DEAR BERNICE: Our house has been on the market for almost six months and we’ve had only one showing. It shows like a model and is in perfect condition. We listed with the top agent in the area who has a stellar record. Our list price is actually under what the comparable sales suggest, even though we updated the entire house just two years ago. We just lowered the price again from $899,000 to $799,000 and still no showings. Even if we were to close the deal at $799,000, we will still have to come up with another $75,000 of our own money to pay off the existing loans. What can we do? –Tom D.
DEAR TOM: Sadly, this is a story that millions of homeowners are facing throughout the country. It’s particularly difficult for anyone who lives in an area where property values skyrocketed. These properties, due to their increased valuation, no longer qualify for what is known as a "conforming loan." Any borrower who needs a loan higher than the conforming loan rates for your location will have an extremely difficult time obtaining financing. In most cases, the maximum loan that you can obtain in the continental United States is $729,750. You can determine the exact loan limit for your particular property address here after registering at Fannie Mae’s Web site.
To illustrate how difficult it is to obtain jumbo financing in today’s market, one loan officer had more than 200 applications from his bank’s top-tier customers. (A jumbo loan is one that exceeds the maximum amount allowed for conforming loans.) His institution only willing to fund only 15 of these loans, and these were for their very best customers!

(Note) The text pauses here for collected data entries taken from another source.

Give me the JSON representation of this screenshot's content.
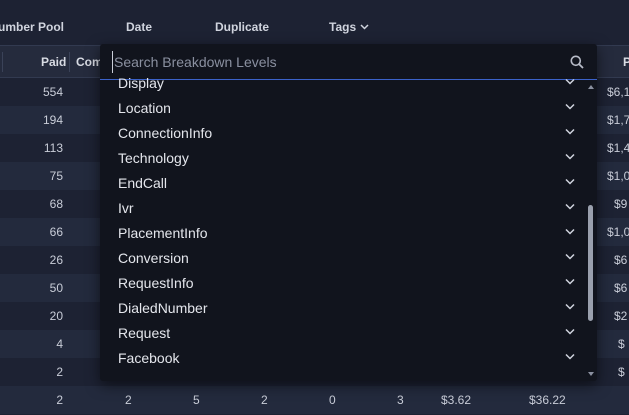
{
  "tabs": {
    "number_pool": "umber Pool",
    "date": "Date",
    "duplicate": "Duplicate",
    "tags": "Tags"
  },
  "table": {
    "headers": {
      "paid": "Paid",
      "com": "Com",
      "p": "P"
    },
    "rows": [
      {
        "paid": "554",
        "right": "$6,1"
      },
      {
        "paid": "194",
        "right": "$1,7"
      },
      {
        "paid": "113",
        "right": "$1,4"
      },
      {
        "paid": "75",
        "right": "$1,0"
      },
      {
        "paid": "68",
        "right": "$9"
      },
      {
        "paid": "66",
        "right": "$1,0"
      },
      {
        "paid": "26",
        "right": "$6"
      },
      {
        "paid": "50",
        "right": "$6"
      },
      {
        "paid": "20",
        "right": "$2"
      },
      {
        "paid": "4",
        "right": "$"
      },
      {
        "paid": "2",
        "right": "$"
      }
    ],
    "last_row": [
      "2",
      "2",
      "5",
      "2",
      "0",
      "3",
      "$3.62",
      "$36.22"
    ]
  },
  "dropdown": {
    "search_placeholder": "Search Breakdown Levels",
    "items": [
      "Display",
      "Location",
      "ConnectionInfo",
      "Technology",
      "EndCall",
      "Ivr",
      "PlacementInfo",
      "Conversion",
      "RequestInfo",
      "DialedNumber",
      "Request",
      "Facebook"
    ]
  }
}
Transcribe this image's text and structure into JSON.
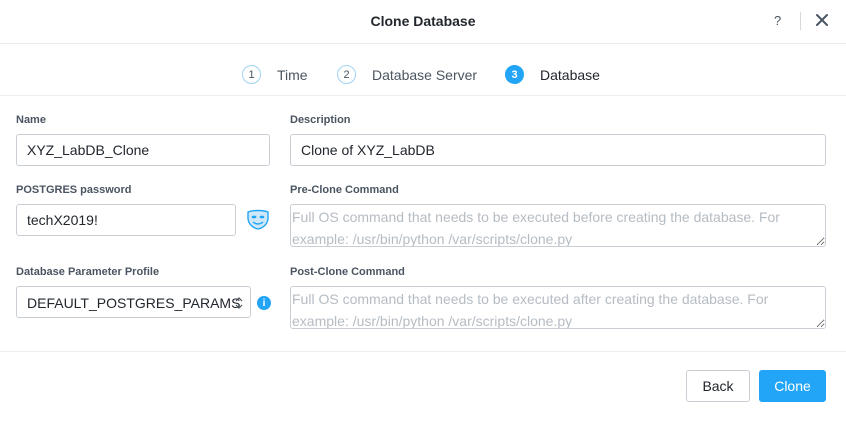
{
  "header": {
    "title": "Clone Database",
    "help_label": "?"
  },
  "steps": [
    {
      "number": "1",
      "label": "Time"
    },
    {
      "number": "2",
      "label": "Database Server"
    },
    {
      "number": "3",
      "label": "Database"
    }
  ],
  "form": {
    "name": {
      "label": "Name",
      "value": "XYZ_LabDB_Clone"
    },
    "description": {
      "label": "Description",
      "value": "Clone of XYZ_LabDB"
    },
    "password": {
      "label": "POSTGRES password",
      "value": "techX2019!"
    },
    "pre_clone": {
      "label": "Pre-Clone Command",
      "placeholder": "Full OS command that needs to be executed before creating the database. For example: /usr/bin/python /var/scripts/clone.py"
    },
    "param_profile": {
      "label": "Database Parameter Profile",
      "value": "DEFAULT_POSTGRES_PARAMS"
    },
    "post_clone": {
      "label": "Post-Clone Command",
      "placeholder": "Full OS command that needs to be executed after creating the database. For example: /usr/bin/python /var/scripts/clone.py"
    },
    "info_badge": "i"
  },
  "footer": {
    "back_label": "Back",
    "clone_label": "Clone"
  },
  "colors": {
    "accent": "#22a5f7",
    "border": "#c8ced4",
    "text": "#22272e",
    "muted": "#4a5561"
  }
}
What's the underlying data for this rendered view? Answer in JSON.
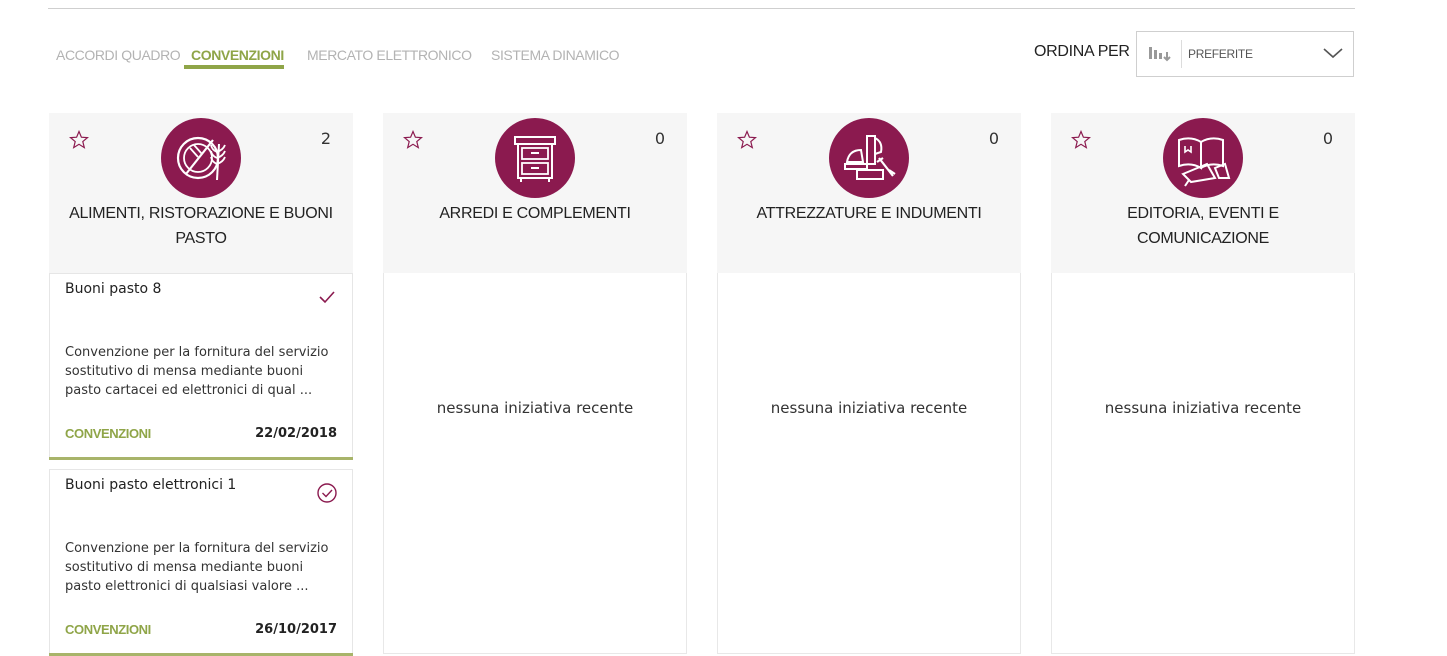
{
  "tabs": [
    {
      "label": "ACCORDI QUADRO",
      "active": false
    },
    {
      "label": "CONVENZIONI",
      "active": true
    },
    {
      "label": "MERCATO ELETTRONICO",
      "active": false
    },
    {
      "label": "SISTEMA DINAMICO",
      "active": false
    }
  ],
  "sort": {
    "label": "ORDINA PER",
    "value": "PREFERITE"
  },
  "colors": {
    "accent": "#8fa548",
    "brand": "#8b1a4f",
    "panel": "#f6f6f6"
  },
  "empty_text": "nessuna iniziativa recente",
  "categories": [
    {
      "title": "ALIMENTI, RISTORAZIONE E BUONI PASTO",
      "count": "2",
      "icon": "food-plate-icon",
      "cards": [
        {
          "title": "Buoni pasto 8",
          "description": "Convenzione per la fornitura del servizio sostitutivo di mensa mediante buoni pasto cartacei ed elettronici di qual ...",
          "type": "CONVENZIONI",
          "date": "22/02/2018",
          "status_icon": "check-icon"
        },
        {
          "title": "Buoni pasto elettronici 1",
          "description": "Convenzione per la fornitura del servizio sostitutivo di mensa mediante buoni pasto elettronici di qualsiasi valore ...",
          "type": "CONVENZIONI",
          "date": "26/10/2017",
          "status_icon": "check-circle-icon"
        }
      ]
    },
    {
      "title": "ARREDI E COMPLEMENTI",
      "count": "0",
      "icon": "cabinet-icon",
      "cards": []
    },
    {
      "title": "ATTREZZATURE E INDUMENTI",
      "count": "0",
      "icon": "tools-icon",
      "cards": []
    },
    {
      "title": "EDITORIA, EVENTI E COMUNICAZIONE",
      "count": "0",
      "icon": "book-megaphone-icon",
      "cards": []
    }
  ]
}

The challenge is that with the meltdown of the financial system, lenders could no longer make loans, bundle the loans together, and then sell them to other investors. (These investors included pension funds, hedge funds, or a number of other financial entities. As a group, this is known as the "secondary" market.)
The reason the conforming loan market is still active is that Freddie Mac, Fannie Mae and the Federal Housing Administration (FHA) provide a means for lenders to make loans and sell them on the secondary market. If a lender cannot resell the loan, that means they must put it in their own portfolio. "Portfolio" loans are funded from the deposits the lender has at their institution. The lack of a secondary market for jumbo loans has made selling more expensive properties exceedingly difficult.